While this is probably the most controversial recommendation, four out of five of Ohio’s programs (all but the Autism Scholarship) already mandate this by law. Ohio’s largest private voucher program, the EdChoice Scholarship, has required participants to take the state assessment from the time it was first proposed. Credit for including this provision goes to the foresight of key players at the time: Governor Bob Taft, House Speaker Jon Husted, and Senate President Bill Harris. With more than 31,000 students now using vouchers in Ohio and the numbers steadily growing every year, there’s no sign that it has had a negative impact on participation by either private schools or students or that it has warped the schools’ autonomy or mission.

2.) Mandate public disclosure of those assessment results, school by school, save for schools that enroll fewer than ten voucher (or scholarship) students in grades that are tested.

Ohio law is ahead of the curve on this front, too, but implementation has been slow and incomplete. State leaders realized that having voucher students take the same assessments as everyone else is a nice accountability measure on its face, but it only matters if the results are released to the public. So, in 2009, the legislature passed Section 3310.15 of the Ohio Revised Code mandating the disclosure of test results for the EdChoice Scholarship (Cleveland, too, section 3313.978(G)). The new requirements called for the Ohio Department of Education (ODE) to

  • Compile the test scores of all voucher students;
  • Publish voucher-student performance on its website and organize the data by private school, by originating school district, and statewide;
  • Make available test data by grade level, race, gender, economic status, and length of time in the program;
  • Distribute data by February 1 of each year to parents of eligible students; and
  • Provide comparison data to current scholarship students showing the performance of similar students who are not using the voucher.

Implementation started slowly, but ODE is making more and more test data available. On its website, you can find EdChoice and Cleveland scholarship assessment results for the programs as a whole. Interestingly, the Cleveland program has results available school by school (the most useful information for a prospective parent), but EdChoice does not. The last two bullets require eligible students to receive performance data and scholarship recipients to receive comparison data, but neither measure is being implemented, at least not with information going directly to parents. While providing information directly to parents is time consuming and potentially costly, ODE should not let that stand in the way, as empowering parents with information is perhaps the single most important step the department could take to raise voucher-student achievement.

Furthermore, Ohio has so far missed the mark on Fordham’s final recommendation:

3.) Use a sliding scale when it comes to acting on the test results—i.e., private schools that derive little of their revenue from programs of this kind should be largely left alone, while those that receive more of their dollars from state initiatives should be held more accountable.

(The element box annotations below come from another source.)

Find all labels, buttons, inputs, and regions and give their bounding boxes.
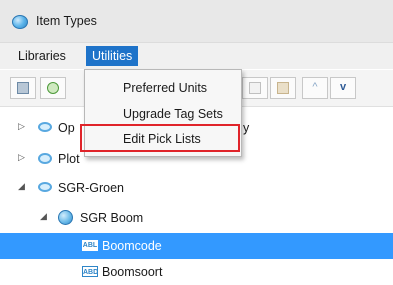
library-icon	[38, 122, 52, 132]
collapse-icon[interactable]: ◢	[18, 181, 25, 192]
window-title: Item Types	[36, 14, 97, 28]
add-item-icon	[47, 82, 59, 94]
item-types-icon	[12, 15, 28, 29]
tree-row-boomcode[interactable]: ABL Boomcode	[0, 233, 393, 259]
expand-icon[interactable]: ▷	[18, 152, 25, 163]
field-icon: ABD	[82, 266, 98, 277]
tree-row-label: Boomcode	[102, 239, 162, 253]
tree-row-label-tail: y	[243, 121, 250, 135]
menu-bar: Libraries Utilities	[0, 43, 393, 69]
tree-row-sgr-groen[interactable]: ◢ SGR-Groen	[0, 175, 393, 201]
copy-button[interactable]	[242, 77, 268, 99]
save-button[interactable]	[10, 77, 36, 99]
menu-item-label: Preferred Units	[123, 81, 208, 95]
tree-row-sgr-boom[interactable]: ◢ SGR Boom	[0, 205, 393, 231]
library-icon	[38, 182, 52, 192]
title-bar: Item Types	[0, 0, 393, 43]
menu-libraries[interactable]: Libraries	[12, 46, 72, 66]
library-check-icon	[38, 153, 52, 164]
move-down-icon: v	[339, 81, 347, 93]
move-down-button[interactable]: v	[330, 77, 356, 99]
item-type-icon	[58, 210, 73, 225]
menu-item-upgrade-tag-sets[interactable]: Upgrade Tag Sets	[85, 103, 241, 125]
highlight-callout	[80, 124, 240, 152]
move-up-button[interactable]: ^	[302, 77, 328, 99]
expand-icon[interactable]: ▷	[18, 121, 25, 132]
collapse-icon[interactable]: ◢	[40, 211, 47, 222]
tree-row-boomsoort[interactable]: ABD Boomsoort	[0, 259, 393, 285]
move-up-icon: ^	[312, 81, 318, 93]
add-item-button[interactable]	[40, 77, 66, 99]
copy-icon	[249, 82, 261, 94]
menu-item-label: Upgrade Tag Sets	[123, 107, 223, 121]
paste-button[interactable]	[270, 77, 296, 99]
menu-item-preferred-units[interactable]: Preferred Units	[85, 77, 241, 99]
menu-utilities[interactable]: Utilities	[86, 46, 139, 66]
tree-row-label: Plot	[58, 152, 80, 166]
tree-row-label: SGR-Groen	[58, 181, 124, 195]
paste-icon	[277, 82, 289, 94]
tree-row-label: Op	[58, 121, 75, 135]
tree-row-label: SGR Boom	[80, 211, 144, 225]
tree-row-label: Boomsoort	[102, 265, 163, 279]
save-icon	[17, 82, 29, 94]
field-icon: ABL	[82, 240, 98, 251]
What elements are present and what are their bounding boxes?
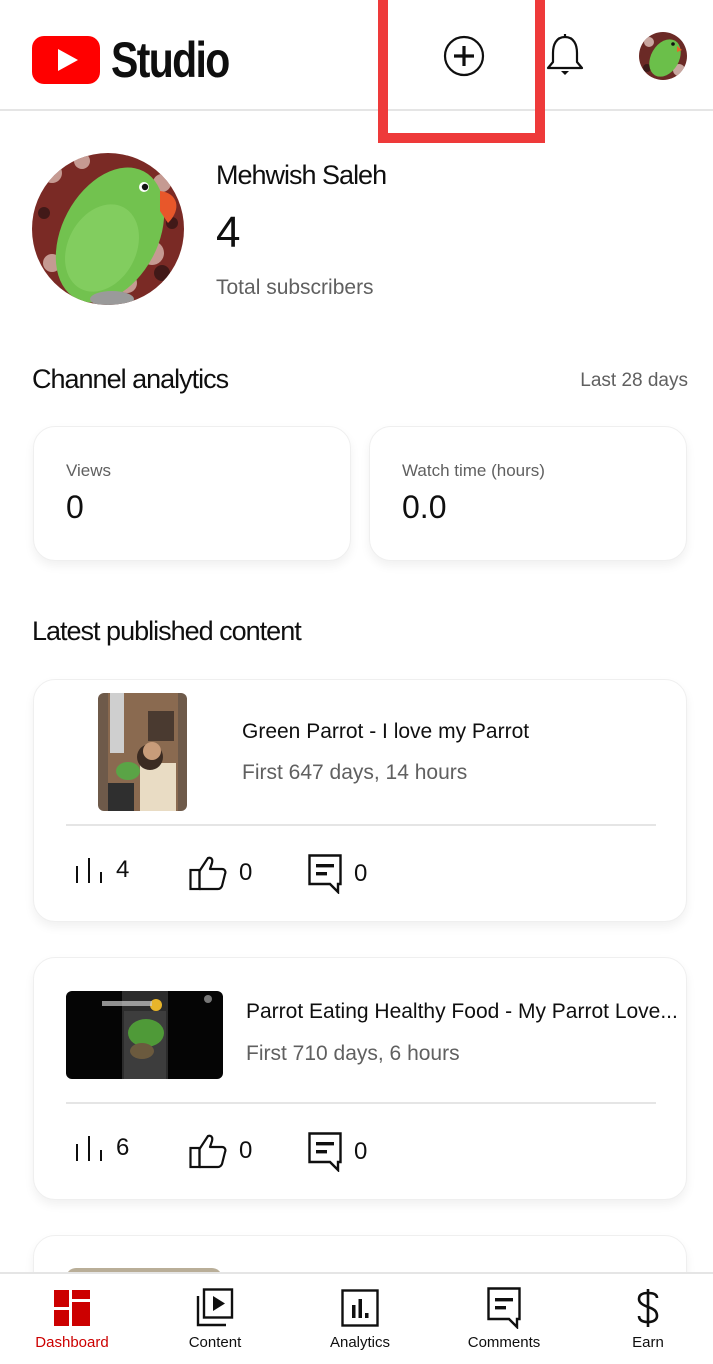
- video-title[interactable]: Parrot Eating Healthy Food - My Parrot L…: [246, 1000, 678, 1024]
- nav-label: Content: [188, 1334, 242, 1351]
- comments-stat: 0: [308, 1132, 367, 1172]
- comments-stat: 0: [308, 854, 367, 894]
- dashboard-icon: [54, 1290, 90, 1326]
- video-thumbnail[interactable]: [66, 991, 223, 1079]
- views-stat: 4: [74, 856, 129, 884]
- views-metric-card[interactable]: Views 0: [33, 426, 351, 561]
- bar-chart-icon: [76, 858, 102, 883]
- nav-label: Analytics: [329, 1334, 391, 1351]
- latest-content-heading: Latest published content: [32, 616, 302, 646]
- nav-label: Dashboard: [35, 1334, 109, 1351]
- nav-content[interactable]: Content: [144, 1274, 286, 1364]
- comments-icon: [487, 1287, 521, 1329]
- views-stat: 6: [74, 1134, 129, 1162]
- comment-icon: [308, 1132, 342, 1172]
- watch-time-metric-card[interactable]: Watch time (hours) 0.0: [369, 426, 687, 561]
- notifications-button[interactable]: [545, 33, 585, 77]
- bell-icon: [546, 34, 584, 75]
- likes-stat: 0: [189, 855, 252, 891]
- video-period: First 710 days, 6 hours: [246, 1042, 460, 1065]
- metric-value: 0: [66, 489, 84, 525]
- channel-avatar[interactable]: [32, 153, 184, 305]
- video-thumbnail-image: [66, 991, 223, 1079]
- bar-chart-icon: [76, 1136, 102, 1161]
- video-period: First 647 days, 14 hours: [242, 761, 468, 784]
- top-app-bar: Studio: [0, 0, 713, 111]
- likes-stat: 0: [189, 1133, 252, 1169]
- analytics-icon: [341, 1289, 379, 1327]
- video-card[interactable]: Parrot Eating Healthy Food - My Parrot L…: [33, 957, 687, 1200]
- app-title: Studio: [111, 32, 230, 88]
- nav-dashboard[interactable]: Dashboard: [1, 1274, 143, 1364]
- views-count: 6: [116, 1134, 130, 1161]
- comments-count: 0: [354, 860, 368, 887]
- video-thumbnail-image: [98, 693, 187, 811]
- nav-label: Earn: [632, 1334, 664, 1351]
- views-count: 4: [116, 856, 130, 883]
- video-card[interactable]: Green Parrot - I love my Parrot First 64…: [33, 679, 687, 922]
- metric-value: 0.0: [402, 489, 447, 525]
- analytics-period: Last 28 days: [580, 370, 688, 391]
- content-icon: [196, 1288, 234, 1327]
- metric-label: Views: [66, 461, 112, 480]
- subscriber-count: 4: [216, 208, 241, 257]
- nav-comments[interactable]: Comments: [433, 1274, 575, 1364]
- subscriber-label: Total subscribers: [216, 276, 374, 299]
- comment-icon: [308, 854, 342, 894]
- channel-name: Mehwish Saleh: [216, 160, 387, 190]
- parrot-profile-image: [32, 153, 184, 305]
- account-avatar[interactable]: [639, 32, 687, 80]
- thumbs-up-icon: [189, 856, 227, 891]
- metric-label: Watch time (hours): [402, 461, 545, 480]
- bottom-navigation: Dashboard Content Analytics Comments Ear…: [0, 1272, 713, 1364]
- card-divider: [66, 824, 656, 826]
- nav-analytics[interactable]: Analytics: [289, 1274, 431, 1364]
- comments-count: 0: [354, 1138, 368, 1165]
- nav-label: Comments: [467, 1334, 541, 1351]
- likes-count: 0: [239, 1137, 253, 1164]
- youtube-studio-logo[interactable]: Studio: [32, 31, 255, 89]
- thumbs-up-icon: [189, 1134, 227, 1169]
- video-thumbnail[interactable]: [98, 693, 187, 811]
- card-divider: [66, 1102, 656, 1104]
- likes-count: 0: [239, 859, 253, 886]
- youtube-play-icon: [32, 36, 100, 84]
- create-button[interactable]: [443, 35, 485, 77]
- nav-earn[interactable]: Earn: [577, 1274, 713, 1364]
- video-title[interactable]: Green Parrot - I love my Parrot: [242, 720, 529, 744]
- plus-circle-icon: [443, 35, 485, 77]
- parrot-avatar-image: [639, 32, 687, 80]
- dollar-icon: [637, 1289, 659, 1327]
- channel-analytics-heading: Channel analytics: [32, 364, 229, 394]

Never mind a “sliding scale”—in Ohio, we find no consequences in law or rule when a private school fails to serve voucher students well. Even if every single voucher-bearing pupil in a school failed to pass the state assessment, nothing would prevent that school from taking additional students the following year. In an era dominated by academic accountability, this policy (or lack of a policy) seems particularly askew. It’s especially ironic in the EdChoice Scholarship, where most students become eligible based upon the consistently low performance of the public schools they previously attended.

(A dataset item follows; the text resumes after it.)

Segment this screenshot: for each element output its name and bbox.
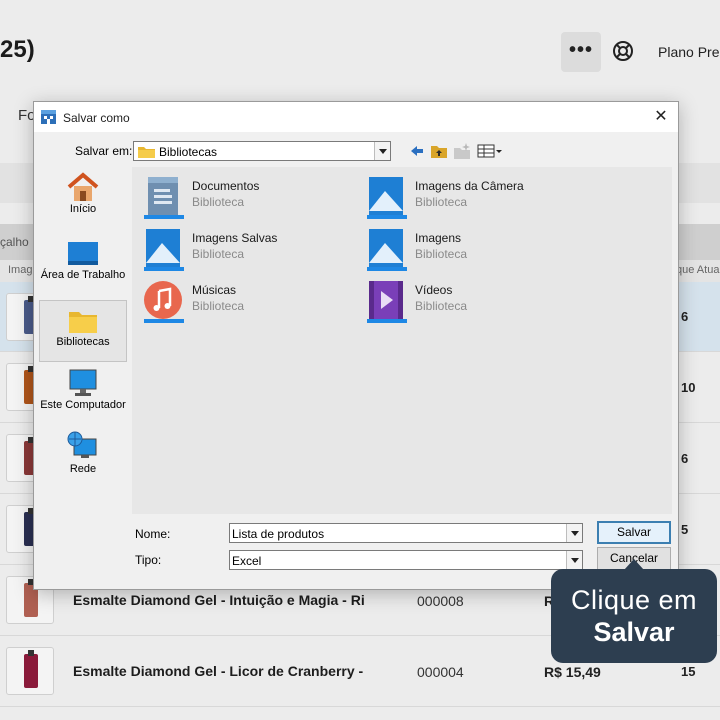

It’s also noteworthy that the assessment results currently available for private-school students deal only with “proficiency”—i.e., whether the student met the state’s standard for “passing” an exam. Since many students utilizing a voucher in Ohio are well below grade level when they enter a private school, in the short term, reporting just proficiency is going to pose problems and give parents and taxpayers incomplete and potentially misleading information regarding school effectiveness. While proficiency remains the long term goal, it’s critical we also know whether students are making progress. Hence Ohio lawmakers would be wise also to require the calculation of value-added scores (learning gains) for voucher students, along with proficiency rates, and to use the value-added scores as a consideration when determining whether the school is serving those youngsters well.


Overall, Ohio’s private-school-choice programs have a strong accountability foundation in place. To reach their full potential for needy students, however, not to mention taxpayers and parents, ODE should ensure that current law is fully implemented so that parents have the information that they need to make an informed choice. In addition, Ohio legislators should follow the lead of their brethren in Indiana and Louisiana and prevent low-performing private schools (taking value added into account) from participating in the program.